What is the difference between FileInputStream/FileOutputStream Vs FSDataInputStream/FSDataOutputStr-CodePudding

I am trying to understand the difference between FileInputStream Vs FSDataInputStream and FileOutputStream Vs FSDataOutputStream.

I am trying to read a file from S3 bucket and apply some formatting changes and then want to write it into another S3 bucket in the spark java application

I am confused about whether I need to use FileInputStream or FSDataInputStream to read files and how to write them into the S3 bucket using FileOutputStream or FSDataOutputStream.

Could someone explain how and where we need to use them appropriately with some example?

Greatly appreciated your help.

Thanks, Babu

CodePudding user response：

You can use either, it just depends on what you need.

They both are just stream implementations. Ultimately what you will be doing is taking and inputstream from one bucket and writing it to the outputstream of another.

The FileInputStream and FileOutputStream are concrete components that provide the functionality to read and write streams from a mapped file.

The FSDataInputStream and FSDataOutputStream are concrete decorators of an inputstream. Meaning the provide or decorate the inputstream with functionality, such as reading and writing primitives and providing buffered streams.

Which one to choose? Do you need a the decorations provided by FSDataOutputStream and FSDataInputStream? Is FileInputStream and FileOutputStream sufficient?

Personally, I would look to use Readers and Writers as demonstrated here:

How can I read an AWS S3 File with Java?

private final AmazonS3 amazonS3Client = AmazonS3ClientBuilder.standard().build();

private Collection<String> loadFileFromS3() {
    try (final S3Object s3Object = amazonS3Client.getObject(BUCKET_NAME,
                                                            FILE_NAME);
        final InputStreamReader streamReader = new InputStreamReader(s3Object.getObjectContent(), StandardCharsets.UTF_8);
        final BufferedReader reader = new BufferedReader(streamReader)) {
        return reader.lines().collect(Collectors.toSet());
    } catch (final IOException e) {
        log.error(e.getMessage(), e)
        return Collections.emptySet();
    }
}

CodePudding user response：

The classes FSDataInputStream and FSDataOutputStream are classes in hadoop-common

FSDataInputStream

FSDataInputStream adds high performance APIs for reading data at specific offsets into byte arrays (PositionedReadable) or bytebuffers. these are used extensively in libraries reading files where the reads are not sequential, more random IO. parquet, orc etc. FileSystem implementations often provide highly efficient implementations of these. These apis are not relevant for simple file copy unless you really are trying for maximum performance, have opened the same source file to multiple streams and are fetching blocks in parallel across them. Distcp does things like this, which is why it can overload networks if you try hard.

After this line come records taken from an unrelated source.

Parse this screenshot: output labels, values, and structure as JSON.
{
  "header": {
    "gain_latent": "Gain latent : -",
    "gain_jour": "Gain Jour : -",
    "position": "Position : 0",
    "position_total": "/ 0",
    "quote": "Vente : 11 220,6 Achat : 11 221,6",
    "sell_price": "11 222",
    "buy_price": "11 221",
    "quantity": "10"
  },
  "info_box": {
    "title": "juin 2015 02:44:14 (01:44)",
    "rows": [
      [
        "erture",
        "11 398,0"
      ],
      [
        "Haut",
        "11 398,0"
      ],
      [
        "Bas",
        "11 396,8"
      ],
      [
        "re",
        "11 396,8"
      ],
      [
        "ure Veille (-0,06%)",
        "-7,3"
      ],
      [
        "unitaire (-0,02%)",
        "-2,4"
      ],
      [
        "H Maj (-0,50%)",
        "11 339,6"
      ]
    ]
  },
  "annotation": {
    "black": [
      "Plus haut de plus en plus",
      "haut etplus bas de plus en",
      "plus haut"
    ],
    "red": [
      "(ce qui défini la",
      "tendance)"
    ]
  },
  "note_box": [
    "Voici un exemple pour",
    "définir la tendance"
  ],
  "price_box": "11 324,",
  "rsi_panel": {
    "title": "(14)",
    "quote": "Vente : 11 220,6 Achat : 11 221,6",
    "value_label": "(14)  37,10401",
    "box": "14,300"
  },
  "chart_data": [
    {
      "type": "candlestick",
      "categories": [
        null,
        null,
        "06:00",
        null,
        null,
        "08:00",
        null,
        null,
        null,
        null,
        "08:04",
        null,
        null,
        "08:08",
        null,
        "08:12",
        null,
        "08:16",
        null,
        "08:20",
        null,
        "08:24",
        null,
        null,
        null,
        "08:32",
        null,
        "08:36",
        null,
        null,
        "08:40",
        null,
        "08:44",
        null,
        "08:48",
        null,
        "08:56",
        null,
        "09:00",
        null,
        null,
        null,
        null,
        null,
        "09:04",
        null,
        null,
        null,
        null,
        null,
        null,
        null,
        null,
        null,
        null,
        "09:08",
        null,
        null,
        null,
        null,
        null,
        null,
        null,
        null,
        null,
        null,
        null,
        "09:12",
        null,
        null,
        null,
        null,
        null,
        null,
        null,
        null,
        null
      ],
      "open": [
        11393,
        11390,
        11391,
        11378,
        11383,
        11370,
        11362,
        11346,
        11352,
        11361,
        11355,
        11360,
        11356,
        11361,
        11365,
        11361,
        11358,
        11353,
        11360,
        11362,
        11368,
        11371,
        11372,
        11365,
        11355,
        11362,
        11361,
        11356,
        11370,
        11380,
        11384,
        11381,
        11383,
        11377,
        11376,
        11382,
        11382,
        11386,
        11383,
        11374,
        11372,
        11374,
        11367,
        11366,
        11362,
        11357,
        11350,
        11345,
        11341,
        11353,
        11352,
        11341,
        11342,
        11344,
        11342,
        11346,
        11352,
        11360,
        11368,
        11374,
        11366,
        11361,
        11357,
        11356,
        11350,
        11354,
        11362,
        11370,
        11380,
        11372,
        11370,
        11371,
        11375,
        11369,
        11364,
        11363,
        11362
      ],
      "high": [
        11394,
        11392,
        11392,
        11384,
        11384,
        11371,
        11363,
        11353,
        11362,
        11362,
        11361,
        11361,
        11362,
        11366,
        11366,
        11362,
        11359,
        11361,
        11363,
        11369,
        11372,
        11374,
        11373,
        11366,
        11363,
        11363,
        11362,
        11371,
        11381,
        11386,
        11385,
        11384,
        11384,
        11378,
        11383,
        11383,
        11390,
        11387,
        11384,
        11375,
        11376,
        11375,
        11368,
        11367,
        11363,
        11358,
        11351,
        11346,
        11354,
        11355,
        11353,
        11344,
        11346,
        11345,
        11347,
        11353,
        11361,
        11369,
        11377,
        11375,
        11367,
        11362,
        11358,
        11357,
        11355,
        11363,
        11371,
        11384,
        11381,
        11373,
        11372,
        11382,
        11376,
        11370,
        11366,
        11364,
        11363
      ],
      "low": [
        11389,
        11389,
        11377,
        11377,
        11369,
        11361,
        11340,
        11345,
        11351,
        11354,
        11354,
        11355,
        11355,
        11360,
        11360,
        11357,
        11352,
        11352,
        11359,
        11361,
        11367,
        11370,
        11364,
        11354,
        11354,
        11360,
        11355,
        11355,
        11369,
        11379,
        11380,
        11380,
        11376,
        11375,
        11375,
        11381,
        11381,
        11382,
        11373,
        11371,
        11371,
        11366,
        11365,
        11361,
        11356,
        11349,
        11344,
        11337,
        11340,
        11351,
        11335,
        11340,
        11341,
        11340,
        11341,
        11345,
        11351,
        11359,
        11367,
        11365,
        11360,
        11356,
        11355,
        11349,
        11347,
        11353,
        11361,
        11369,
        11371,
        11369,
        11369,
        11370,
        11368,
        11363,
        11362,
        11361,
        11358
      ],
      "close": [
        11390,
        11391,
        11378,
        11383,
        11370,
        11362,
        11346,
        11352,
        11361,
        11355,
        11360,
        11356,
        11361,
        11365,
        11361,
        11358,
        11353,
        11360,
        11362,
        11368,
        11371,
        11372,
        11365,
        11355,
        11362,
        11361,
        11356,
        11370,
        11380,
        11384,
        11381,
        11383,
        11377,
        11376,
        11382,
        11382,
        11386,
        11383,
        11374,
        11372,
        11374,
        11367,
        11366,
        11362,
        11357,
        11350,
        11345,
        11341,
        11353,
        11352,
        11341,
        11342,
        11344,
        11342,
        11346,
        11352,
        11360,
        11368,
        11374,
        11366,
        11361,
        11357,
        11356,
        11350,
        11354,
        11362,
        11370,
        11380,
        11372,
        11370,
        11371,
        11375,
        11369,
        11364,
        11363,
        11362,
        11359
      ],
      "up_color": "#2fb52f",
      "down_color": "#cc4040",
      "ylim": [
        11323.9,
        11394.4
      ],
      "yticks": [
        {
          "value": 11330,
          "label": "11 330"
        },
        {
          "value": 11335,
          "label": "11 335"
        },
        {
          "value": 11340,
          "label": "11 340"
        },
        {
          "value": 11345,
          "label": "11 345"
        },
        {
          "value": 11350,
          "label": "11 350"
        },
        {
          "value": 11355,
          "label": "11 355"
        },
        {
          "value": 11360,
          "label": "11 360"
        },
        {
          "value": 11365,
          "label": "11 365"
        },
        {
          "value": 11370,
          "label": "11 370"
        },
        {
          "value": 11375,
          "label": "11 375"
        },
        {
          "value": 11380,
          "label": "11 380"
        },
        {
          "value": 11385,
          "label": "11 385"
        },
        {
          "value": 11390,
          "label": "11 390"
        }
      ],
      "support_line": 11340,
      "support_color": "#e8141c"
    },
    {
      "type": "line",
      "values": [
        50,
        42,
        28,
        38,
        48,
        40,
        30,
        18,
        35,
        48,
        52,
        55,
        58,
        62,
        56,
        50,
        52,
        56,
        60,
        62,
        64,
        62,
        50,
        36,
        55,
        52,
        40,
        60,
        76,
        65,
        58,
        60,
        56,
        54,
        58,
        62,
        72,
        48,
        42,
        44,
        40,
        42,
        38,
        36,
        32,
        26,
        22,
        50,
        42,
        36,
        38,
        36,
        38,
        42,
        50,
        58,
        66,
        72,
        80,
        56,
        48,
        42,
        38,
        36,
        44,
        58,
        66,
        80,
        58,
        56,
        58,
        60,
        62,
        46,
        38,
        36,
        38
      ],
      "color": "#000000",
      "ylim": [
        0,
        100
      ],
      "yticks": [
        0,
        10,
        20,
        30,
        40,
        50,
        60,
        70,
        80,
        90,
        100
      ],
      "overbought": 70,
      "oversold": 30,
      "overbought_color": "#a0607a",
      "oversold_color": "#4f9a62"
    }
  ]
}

full specification, including of PositionedReadable: fsdatainputstream

FSDataOutputStream

FSDataOutputStream doesn't add that much to the normal DataOutputStream; the most important interface is Syncable, whose hflush and hsync calls have specific guarantees about durability, as in "when they return, the data has been persisted to HDFS or the other filesystem, for hsync, all the way to disk". If you are implementing a database like HBase, you need these and those guarantees. If you aren't, you don't.

full specification, including of syncable: outputstream

copying files in spark at scale

IF you want to copy files efficiently in spark, open the source files and dest files with a buffer of a few MB, read into the buffer, then write it back. you can distribute this work across the cluster for better parallelism, as this example does: https://github.com/hortonworks-spark/cloud-integration/blob/master/spark-cloud-integration/src/main/scala/com/cloudera/spark/cloud/applications/CloudCp.scala

If you just want to copy one or two files, just do it in a single process, maybe multithreaded.
If you are really seeking performance against s3, take the list of files to copy, schedule the largest few files first so they don't hold you at the end, then randomize the rest of the list to avoid creating hotspots in the s3 bucket.